Quellen-/Bezugslinienbegriff
Kondratieff-Zyklus
Kondratieff-Zyklen sind langfristige wirtschaftliche Entwicklungswellen, die mit technologischen und strukturellen Veränderungen verbunden werden.
Auf einen Blick
- Einordnung: Quellen-/Bezugslinienbegriff im Bereich Innovation, Evolution und Unternehmertum.
- Wofür der Begriff gebraucht wird: Er hilft, die passende Frage zu Zuständen, Ursachen, Folgen und Grenzen zu stellen.
- Wirkungsökonomisch zählen Datenqualität, Bilanzgrenze, Zeitbezug, Nebenfolgen und Rückkopplung in Entscheidungen.
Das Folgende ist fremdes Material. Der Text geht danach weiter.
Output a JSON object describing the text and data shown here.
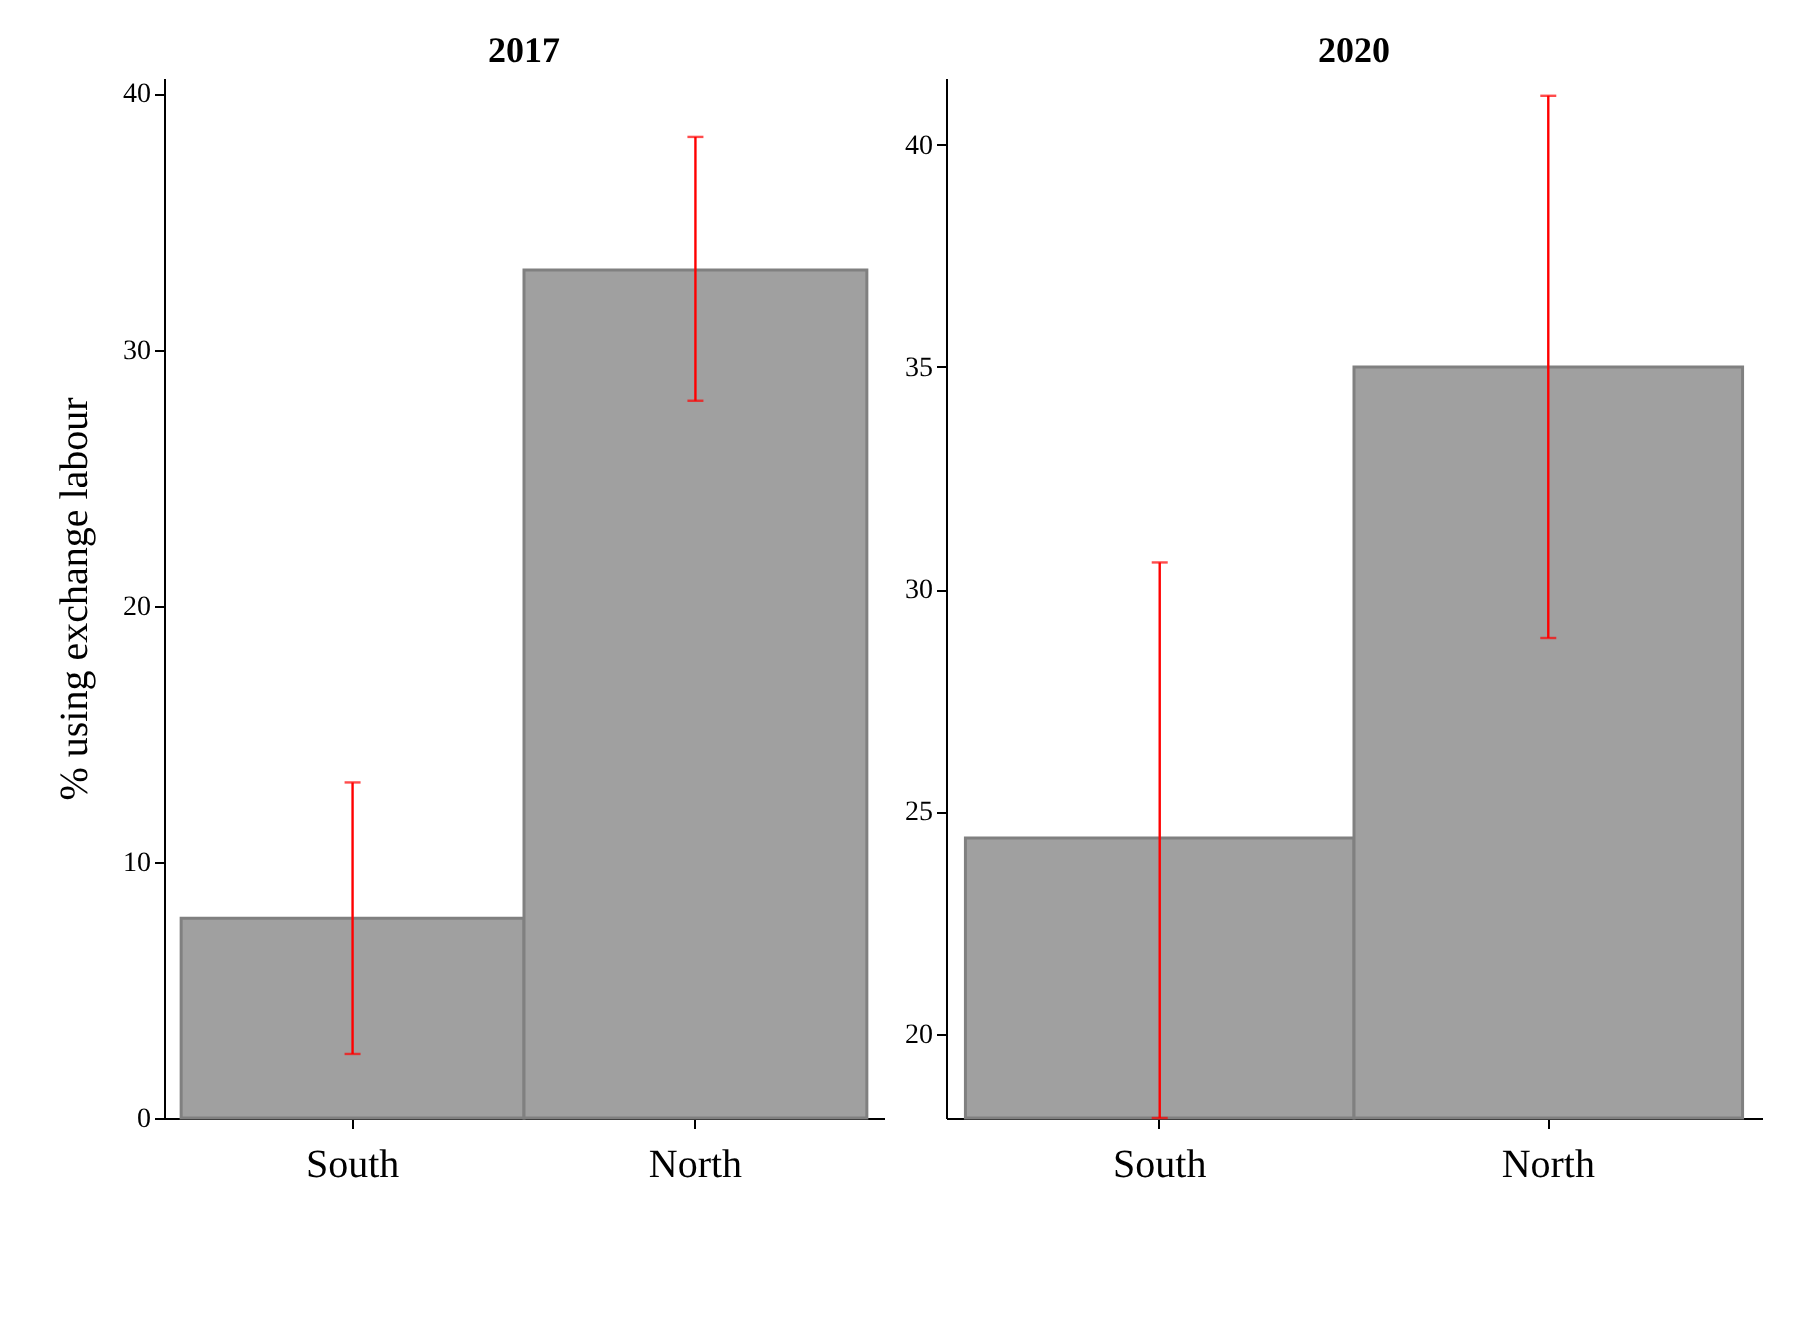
{
  "chart_data": [
    {
      "type": "bar",
      "title": "2017",
      "ylabel": "% using exchange labour",
      "categories": [
        "South",
        "North"
      ],
      "values": [
        7.8,
        33.1
      ],
      "errors": [
        [
          2.5,
          13.1
        ],
        [
          28.0,
          38.3
        ]
      ],
      "color": "#a0a0a0",
      "ylim": [
        0,
        40.6
      ],
      "yticks": [
        0,
        10,
        20,
        30,
        40
      ],
      "grid": false
    },
    {
      "type": "bar",
      "title": "2020",
      "categories": [
        "South",
        "North"
      ],
      "values": [
        24.4,
        35.0
      ],
      "errors": [
        [
          18.1,
          30.6
        ],
        [
          28.9,
          41.1
        ]
      ],
      "color": "#a0a0a0",
      "ylim": [
        18.1,
        41.5
      ],
      "yticks": [
        20,
        25,
        30,
        35,
        40
      ],
      "grid": false
    }
  ]
}
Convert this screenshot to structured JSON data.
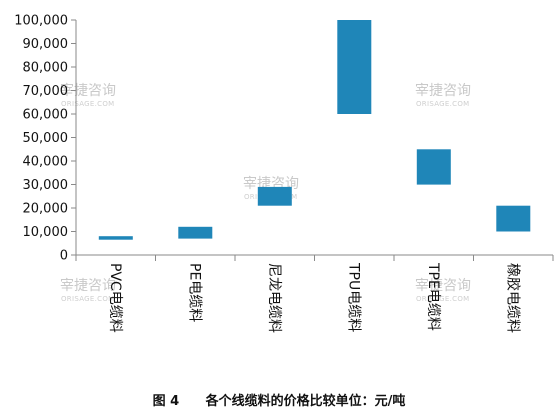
{
  "chart_data": {
    "type": "bar",
    "subtype": "floating-range",
    "categories": [
      "PVC电缆料",
      "PE电缆料",
      "尼龙电缆料",
      "TPU电缆料",
      "TPE电缆料",
      "橡胶电缆料"
    ],
    "ranges": [
      [
        6500,
        8000
      ],
      [
        7000,
        12000
      ],
      [
        21000,
        29000
      ],
      [
        60000,
        100000
      ],
      [
        30000,
        45000
      ],
      [
        10000,
        21000
      ]
    ],
    "ylim": [
      0,
      100000
    ],
    "yticks": [
      0,
      10000,
      20000,
      30000,
      40000,
      50000,
      60000,
      70000,
      80000,
      90000,
      100000
    ],
    "ytick_labels": [
      "0",
      "10,000",
      "20,000",
      "30,000",
      "40,000",
      "50,000",
      "60,000",
      "70,000",
      "80,000",
      "90,000",
      "100,000"
    ],
    "grid": false,
    "bar_color": "#1f86b8",
    "caption": {
      "figure_number": "图 4",
      "text": "各个线缆料的价格比较单位：元/吨"
    }
  },
  "watermark": {
    "text": "宰捷咨询",
    "subtext": "ORISAGE.COM"
  }
}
- Der Begriff ist keine fertige Bewertung und darf nicht isoliert gelesen werden. Er ist besonders anschlussfähig an 6. Kondratieff, Nikolai Kondratieff, Basisinnovation.
Definition
Was der Begriff zusätzlich aussagt
Der Begriff dient als historisches Deutungsmuster für lange Wellen, nicht als deterministische Vorhersage.
Wirkungsökonomie
Einordnung in der Wirkungsökonomie
Kondratieff-Zyklen bleiben ein allgemeines Deutungsmuster langer wirtschaftlicher Wellen. Der 6. Kondratieff ist davon als WÖk-spezifische Präzisierung zu trennen.
Verwendung
Verwendung
Wirkung, Wirkungspotenzial, Wirkungsrisiko, Wirkmechanismus und eingetretene Wirkung sauber unterscheiden.
Abgrenzung
Abgrenzung
- Nicht als bloßes Schlagwort verwenden: „Kondratieff-Zyklus“ braucht Kontext, Bilanzgrenze und Prüffrage.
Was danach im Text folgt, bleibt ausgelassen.